BES Grants Committee member and Lecturer in Ecology at Cardiff University

Why did you join the BES?
Particularly during my PhD, but also after, the BES provided me with lots of different opportunities for learning, funding and networking. My main motivation for joining the BES was to return the favour and help to provide the same opportunities to a new set of ecologists. I hope, through my activities as part of the BES, I am in some way doing this!

Why did you decide to join Grants Committee?
Working on a BES committee was a perfect opportunity allowing me to give back to the Society whilst at the same time benefiting immensely by developing new skills, knowledge and connections. So, when I saw an advertisement for an open position on the Grants Committee, I jumped at the chance!

What do you enjoy most about sitting on a committee?
Seeing the diversity and quality of research proposals from across the ecological community is one of my favourite parts of the Grants Committee. Plus, being able to help support ecologists in their ideas is incredibly rewarding and a great honour.

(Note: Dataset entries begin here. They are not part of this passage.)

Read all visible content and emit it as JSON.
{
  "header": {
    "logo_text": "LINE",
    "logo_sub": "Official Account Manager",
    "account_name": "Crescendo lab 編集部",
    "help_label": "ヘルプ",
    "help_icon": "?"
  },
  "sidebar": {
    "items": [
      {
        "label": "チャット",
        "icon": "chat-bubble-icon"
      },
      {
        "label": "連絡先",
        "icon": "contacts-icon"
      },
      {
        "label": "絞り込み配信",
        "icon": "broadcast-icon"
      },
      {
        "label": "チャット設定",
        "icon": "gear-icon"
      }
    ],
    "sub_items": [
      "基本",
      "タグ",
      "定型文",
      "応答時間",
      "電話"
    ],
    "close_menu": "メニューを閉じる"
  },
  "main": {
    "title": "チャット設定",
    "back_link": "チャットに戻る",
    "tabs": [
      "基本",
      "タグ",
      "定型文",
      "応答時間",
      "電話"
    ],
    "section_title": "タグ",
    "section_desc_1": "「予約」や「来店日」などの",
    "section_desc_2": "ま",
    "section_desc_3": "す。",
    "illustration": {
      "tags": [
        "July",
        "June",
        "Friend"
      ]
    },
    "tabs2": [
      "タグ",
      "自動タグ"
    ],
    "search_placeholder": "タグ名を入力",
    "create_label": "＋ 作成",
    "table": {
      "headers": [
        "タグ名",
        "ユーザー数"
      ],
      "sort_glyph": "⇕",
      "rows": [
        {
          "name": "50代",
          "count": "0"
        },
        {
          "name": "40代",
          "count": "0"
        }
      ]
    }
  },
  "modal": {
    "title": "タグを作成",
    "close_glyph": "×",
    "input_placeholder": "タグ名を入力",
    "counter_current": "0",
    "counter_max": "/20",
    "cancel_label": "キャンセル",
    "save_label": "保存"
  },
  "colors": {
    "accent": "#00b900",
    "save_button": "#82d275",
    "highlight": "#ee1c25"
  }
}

What kind of work do you do as a committee member?
There are a range of activities that the Grants Committee complete. We review the applications submitted to the BES two times per year, whilst also ranking and assessing which are able to be funded for each round. Less frequently, we also engage in other activities – for example, I have spoken at the early career workshops for the BES annual meeting and also provided ideas for the new BES grants portfolio.

How much time does it take up in your year?
Surprisingly little! For each grant round (two per year), we have a one-day meeting, which requires about 4–6 hours of preparation. Then there are a range of shorter catch-up and decision-making meetings all of which amount to around 2 more days work per year. Considering the benefits I gain from the committee, the amount of time I have to contribute is minimal.

Have you learnt anything from your committee work that you wouldn’t have learnt otherwise?
Through my position on the BES Grants Committee, I have gained a much better understanding of the breadth of ecological research in our community, and this has helped me to understand how my research and teaching fits into the wider field of ecology.

Who should join a committee?
Anyone would be welcome, and the committees are enriched by a diversity of thoughts, perspectives and inputs. Ultimately the committees help to shape the activities of the BES, so being interested and passionate about ecology is the main thing!